Submitted to: Precision Agriculture
Publication Type: Peer Reviewed Journal
Publication Acceptance Date: 10/29/2001
Publication Date: N/A
Citation: Interpretive Summary: Remote sensing imagery is becoming an important data source for precision agriculture. This study was designed to evaluate the relationships between grain sorghum yield and aircraft-based digital image data. Digital images were acquired from three grain sorghum fields on five different dates over a 62-day period during the 1998 growing season, and yield data were also collected from these fields using a grain yield monitor. These images clearly show plant growth patterns over the season. Statistical analyses showed significant correlations occurred between grain yield data and image data for each of the five dates. There was a distinct temporal progression in relations between yield and image data. The relations reached the strongest around the peak growth, indicating imagery taken during this period (approximately one month) could be a better indicator of yield for grain sorghum. The yield maps generated from the images agreed well with those from the yield monitor data. These results show that airborne digital imagery obtained during the growing season provides valuable crop growth and yield information and can be used to identify yield patterns for fields where yield monitor data are not available.
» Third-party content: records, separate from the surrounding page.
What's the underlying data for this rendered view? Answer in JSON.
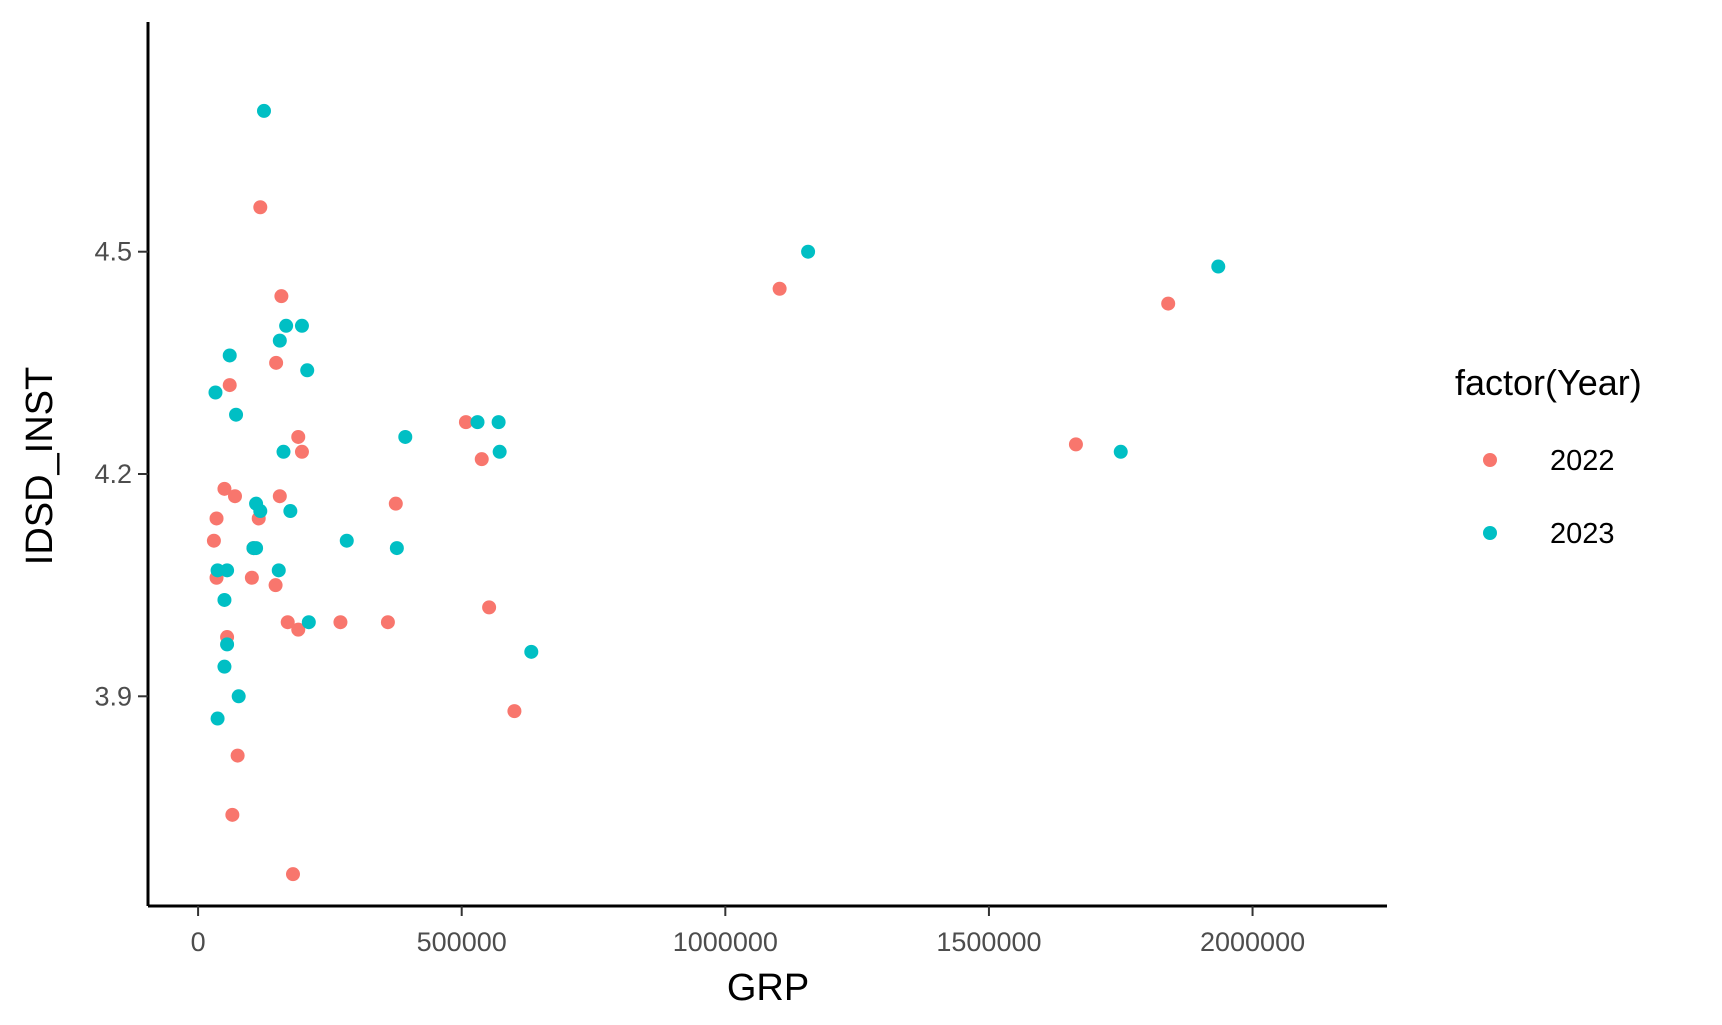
{
  "chart_data": {
    "type": "scatter",
    "title": "",
    "xlabel": "GRP",
    "ylabel": "IDSD_INST",
    "xlim": [
      -95000,
      2255000
    ],
    "ylim": [
      3.617,
      4.81
    ],
    "x_ticks": [
      0,
      500000,
      1000000,
      1500000,
      2000000
    ],
    "x_tick_labels": [
      "0",
      "500000",
      "1000000",
      "1500000",
      "2000000"
    ],
    "y_ticks": [
      3.9,
      4.2,
      4.5
    ],
    "y_tick_labels": [
      "3.9",
      "4.2",
      "4.5"
    ],
    "grid": false,
    "legend": {
      "title": "factor(Year)",
      "placement": "right"
    },
    "series": [
      {
        "name": "2022",
        "color": "#F8766D",
        "points": [
          [
            118000,
            4.56
          ],
          [
            158000,
            4.44
          ],
          [
            148000,
            4.35
          ],
          [
            60000,
            4.32
          ],
          [
            190000,
            4.25
          ],
          [
            197000,
            4.23
          ],
          [
            50000,
            4.18
          ],
          [
            70000,
            4.17
          ],
          [
            155000,
            4.17
          ],
          [
            35000,
            4.14
          ],
          [
            115000,
            4.14
          ],
          [
            30000,
            4.11
          ],
          [
            105000,
            4.1
          ],
          [
            35000,
            4.06
          ],
          [
            102000,
            4.06
          ],
          [
            147000,
            4.05
          ],
          [
            170000,
            4.0
          ],
          [
            190000,
            3.99
          ],
          [
            55000,
            3.98
          ],
          [
            75000,
            3.82
          ],
          [
            65000,
            3.74
          ],
          [
            180000,
            3.66
          ],
          [
            270000,
            4.0
          ],
          [
            360000,
            4.0
          ],
          [
            375000,
            4.16
          ],
          [
            508000,
            4.27
          ],
          [
            538000,
            4.22
          ],
          [
            552000,
            4.02
          ],
          [
            600000,
            3.88
          ],
          [
            1103000,
            4.45
          ],
          [
            1840000,
            4.43
          ],
          [
            1665000,
            4.24
          ]
        ]
      },
      {
        "name": "2023",
        "color": "#00BFC4",
        "points": [
          [
            125000,
            4.69
          ],
          [
            197000,
            4.4
          ],
          [
            167000,
            4.4
          ],
          [
            155000,
            4.38
          ],
          [
            60000,
            4.36
          ],
          [
            207000,
            4.34
          ],
          [
            33000,
            4.31
          ],
          [
            72000,
            4.28
          ],
          [
            162000,
            4.23
          ],
          [
            110000,
            4.16
          ],
          [
            118000,
            4.15
          ],
          [
            175000,
            4.15
          ],
          [
            110000,
            4.1
          ],
          [
            105000,
            4.1
          ],
          [
            55000,
            4.07
          ],
          [
            37000,
            4.07
          ],
          [
            153000,
            4.07
          ],
          [
            50000,
            4.03
          ],
          [
            55000,
            3.97
          ],
          [
            50000,
            3.94
          ],
          [
            77000,
            3.9
          ],
          [
            37000,
            3.87
          ],
          [
            210000,
            4.0
          ],
          [
            282000,
            4.11
          ],
          [
            377000,
            4.1
          ],
          [
            393000,
            4.25
          ],
          [
            530000,
            4.27
          ],
          [
            570000,
            4.27
          ],
          [
            572000,
            4.23
          ],
          [
            632000,
            3.96
          ],
          [
            1157000,
            4.5
          ],
          [
            1935000,
            4.48
          ],
          [
            1750000,
            4.23
          ]
        ]
      }
    ]
  }
}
Technical Abstract: Remote sensing imagery taken during a growing season not only provides spatial and temporal information about crop growth conditions, but also is indicative of crop yield. This study aimed to evaluate the relationships between yield monitor data and airborne multispectral digital imagery for grain sorghum. Color-infrared (CIR) digital images were acquired from three grain sorghum fields on five different dates during the 1998 growing season, and yield data were also collected from these fields using a yield monitor. The images and the yield data were georeferenced to a common coordinate system. Four vegetation indices (two band ratios and two normalized differences) were derived from the green, red, and near-infrared (NIR) band images. The image data for the three bands and the four vegetation indices were aggregated to generate reduced-resolution images with a cell size equivalent to the combine's effective cutting width. Correlation analyses showed that grain yield was significantly related to the digital image data for each of the three bands and the four vegetation indices. Multiple regression analyses were also performed to relate grain yield to the three bands and to the three bands plus the four indices for each of the five dates. Images taken around peak vegetative development produced the best relationships with yield and explained approximately 63, 82, and 85% of yield variability for fields 1, 2, and 3, respectively. Yield maps generated from the image data using the regression equations agreed well with those from the yield monitor data. These results demonstrated that airborne digital imagery can be a very useful tool for determining yield patterns before harvest for precision agriculture.